Scientists in quantum leap in chip light source
Team in China says the semiconductor gallium nitride may help vastly speed up computation
Researchers in China have moved a step closer to building a quantum chip with the world-first use of a common semiconductor to create a quantum light source.
Quantum chips have the potential to solve complex problems exponentially faster than through conventional, electron-based computation, but scientists have struggled to build the components needed for an integrated circuit.
A team in China now says they created one of those components – a quantum light source – using the semiconductor gallium nitride (GaN), a material used for decades in blue-light-emitting diodes.
The device has “remarkable potential” for building small, robust quantum chips, according to the team from the University of Electronic Science and Technology of China (UESTC), Tsinghua University and the Shanghai Institute of Microsystem and Information Technology.

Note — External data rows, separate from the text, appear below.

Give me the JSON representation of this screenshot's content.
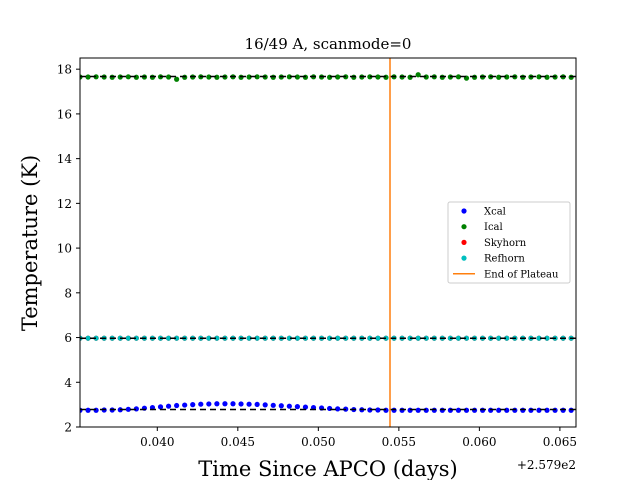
{
  "chart_data": {
    "type": "scatter",
    "title": "16/49 A, scanmode=0",
    "xlabel": "Time Since APCO (days)",
    "ylabel": "Temperature (K)",
    "x_offset_label": "+2.579e2",
    "xlim": [
      0.0352,
      0.066
    ],
    "ylim": [
      2,
      18.5
    ],
    "x_ticks": [
      0.04,
      0.045,
      0.05,
      0.055,
      0.06,
      0.065
    ],
    "x_tick_labels": [
      "0.040",
      "0.045",
      "0.050",
      "0.055",
      "0.060",
      "0.065"
    ],
    "y_ticks": [
      2,
      4,
      6,
      8,
      10,
      12,
      14,
      16,
      18
    ],
    "y_tick_labels": [
      "2",
      "4",
      "6",
      "8",
      "10",
      "12",
      "14",
      "16",
      "18"
    ],
    "x": [
      0.0352,
      0.0357,
      0.0362,
      0.0367,
      0.0372,
      0.0377,
      0.0382,
      0.0387,
      0.0392,
      0.0397,
      0.0402,
      0.0407,
      0.0412,
      0.0417,
      0.0422,
      0.0427,
      0.0432,
      0.0437,
      0.0442,
      0.0447,
      0.0452,
      0.0457,
      0.0462,
      0.0467,
      0.0472,
      0.0477,
      0.0482,
      0.0487,
      0.0492,
      0.0497,
      0.0502,
      0.0507,
      0.0512,
      0.0517,
      0.0522,
      0.0527,
      0.0532,
      0.0537,
      0.0542,
      0.0547,
      0.0552,
      0.0557,
      0.0562,
      0.0567,
      0.0572,
      0.0577,
      0.0582,
      0.0587,
      0.0592,
      0.0597,
      0.0602,
      0.0607,
      0.0612,
      0.0617,
      0.0622,
      0.0627,
      0.0632,
      0.0637,
      0.0642,
      0.0647,
      0.0652,
      0.0657
    ],
    "series": [
      {
        "name": "Xcal",
        "color": "#0000ff",
        "values": [
          2.75,
          2.75,
          2.75,
          2.76,
          2.76,
          2.77,
          2.79,
          2.81,
          2.84,
          2.87,
          2.9,
          2.93,
          2.96,
          2.98,
          3.0,
          3.02,
          3.03,
          3.04,
          3.04,
          3.04,
          3.03,
          3.02,
          3.01,
          2.99,
          2.97,
          2.95,
          2.93,
          2.91,
          2.89,
          2.87,
          2.85,
          2.83,
          2.81,
          2.8,
          2.78,
          2.77,
          2.76,
          2.76,
          2.75,
          2.75,
          2.75,
          2.75,
          2.75,
          2.75,
          2.75,
          2.75,
          2.75,
          2.75,
          2.75,
          2.75,
          2.75,
          2.75,
          2.75,
          2.75,
          2.75,
          2.75,
          2.75,
          2.75,
          2.75,
          2.75,
          2.75,
          2.75
        ]
      },
      {
        "name": "Ical",
        "color": "#008000",
        "values": [
          17.65,
          17.65,
          17.66,
          17.65,
          17.64,
          17.65,
          17.66,
          17.64,
          17.65,
          17.64,
          17.66,
          17.65,
          17.55,
          17.64,
          17.65,
          17.66,
          17.65,
          17.64,
          17.65,
          17.66,
          17.64,
          17.65,
          17.66,
          17.65,
          17.64,
          17.65,
          17.66,
          17.65,
          17.64,
          17.66,
          17.65,
          17.64,
          17.65,
          17.66,
          17.64,
          17.65,
          17.66,
          17.65,
          17.64,
          17.66,
          17.65,
          17.64,
          17.75,
          17.65,
          17.66,
          17.64,
          17.65,
          17.66,
          17.6,
          17.64,
          17.65,
          17.66,
          17.64,
          17.65,
          17.66,
          17.64,
          17.65,
          17.66,
          17.64,
          17.65,
          17.66,
          17.64
        ]
      },
      {
        "name": "Skyhorn",
        "color": "#ff0000",
        "values": [
          5.97,
          5.97,
          5.97,
          5.97,
          5.97,
          5.97,
          5.97,
          5.97,
          5.97,
          5.97,
          5.97,
          5.97,
          5.97,
          5.97,
          5.97,
          5.97,
          5.97,
          5.97,
          5.97,
          5.97,
          5.97,
          5.97,
          5.97,
          5.97,
          5.97,
          5.97,
          5.97,
          5.97,
          5.97,
          5.97,
          5.97,
          5.97,
          5.97,
          5.97,
          5.97,
          5.97,
          5.97,
          5.97,
          5.97,
          5.97,
          5.97,
          5.97,
          5.97,
          5.97,
          5.97,
          5.97,
          5.97,
          5.97,
          5.97,
          5.97,
          5.97,
          5.97,
          5.97,
          5.97,
          5.97,
          5.97,
          5.97,
          5.97,
          5.97,
          5.97,
          5.97,
          5.97
        ]
      },
      {
        "name": "Refhorn",
        "color": "#00bfbf",
        "values": [
          5.97,
          5.97,
          5.97,
          5.97,
          5.97,
          5.97,
          5.97,
          5.97,
          5.97,
          5.97,
          5.97,
          5.97,
          5.97,
          5.97,
          5.97,
          5.97,
          5.97,
          5.97,
          5.97,
          5.97,
          5.97,
          5.97,
          5.97,
          5.97,
          5.97,
          5.97,
          5.97,
          5.97,
          5.97,
          5.97,
          5.97,
          5.97,
          5.97,
          5.97,
          5.97,
          5.97,
          5.97,
          5.97,
          5.97,
          5.97,
          5.97,
          5.97,
          5.97,
          5.97,
          5.97,
          5.97,
          5.97,
          5.97,
          5.97,
          5.97,
          5.97,
          5.97,
          5.97,
          5.97,
          5.97,
          5.97,
          5.97,
          5.97,
          5.97,
          5.97,
          5.97,
          5.97
        ]
      }
    ],
    "reference_lines": [
      {
        "y": 2.78,
        "x_range": [
          0.0352,
          0.066
        ],
        "style": "dashed",
        "color": "#000000"
      },
      {
        "y": 17.67,
        "x_range": [
          0.0352,
          0.066
        ],
        "style": "dashed",
        "color": "#000000"
      },
      {
        "y": 5.97,
        "x_range": [
          0.0352,
          0.066
        ],
        "style": "dashed",
        "color": "#000000"
      }
    ],
    "vertical_lines": [
      {
        "name": "End of Plateau",
        "x": 0.05445,
        "color": "#ff7f0e"
      }
    ],
    "legend": {
      "placement": "center-right",
      "entries": [
        {
          "label": "Xcal",
          "marker": "dot",
          "color": "#0000ff"
        },
        {
          "label": "Ical",
          "marker": "dot",
          "color": "#008000"
        },
        {
          "label": "Skyhorn",
          "marker": "dot",
          "color": "#ff0000"
        },
        {
          "label": "Refhorn",
          "marker": "dot",
          "color": "#00bfbf"
        },
        {
          "label": "End of Plateau",
          "marker": "line",
          "color": "#ff7f0e"
        }
      ]
    },
    "grid": false
  }
}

The light source produced pairs of light particles entangled at the quantum level, that can be used to carry information. Compared with existing quantum light sources based on materials such as silicon nitride and indium phosphide, the new device had a much wider wavelength range and could be used to build other major components of a quantum circuit, the team reported in the journal Physical Review Letters last month.
“We demonstrate that gallium nitride is a good quantum material platform for photonic quantum information, in which the generation of quantum light is crucial,” lead author Zhou Qiang from UESTC told Physics Magazine.
Quantum optics expert Thomas Walther from the Technical University of Darmstadt in Germany told the magazine that the work was “a major step forward” because it could cut the cost of manufacturing such systems and make them much more compact and rugged than they were today.
In their experiment, Zhou and his colleagues first grew a thin film of GaN on a sapphire layer. Then they etched a ring in the film that was 120 micrometres across, allowing light particles from laser beams to travel around the ring.
When the researchers fed infrared laser light into the GaN film, some light particles were trapped and became “resonant” in pairs.
Because of an effect known as spontaneous four-wave mixing, some resonant pairs gave rise to a new pair of light particles that were entangled with each other.
The degree of entanglement produced by the GaN ring was “comparable” to the level measured for other quantum light sources, Zhou told Physics Magazine. The output wavelength range also extended from 25.6 nanometres with previous materials to 100 nanometres with the new device.
“By providing more wavelength resources, we will be able to meet the needs of more users hoping to access a quantum network via different wavelengths,” Zhou told Science and Technology Daily.
Besides the quantum light source, GaN is also a promising material for making other components of a quantum circuit, according to the team.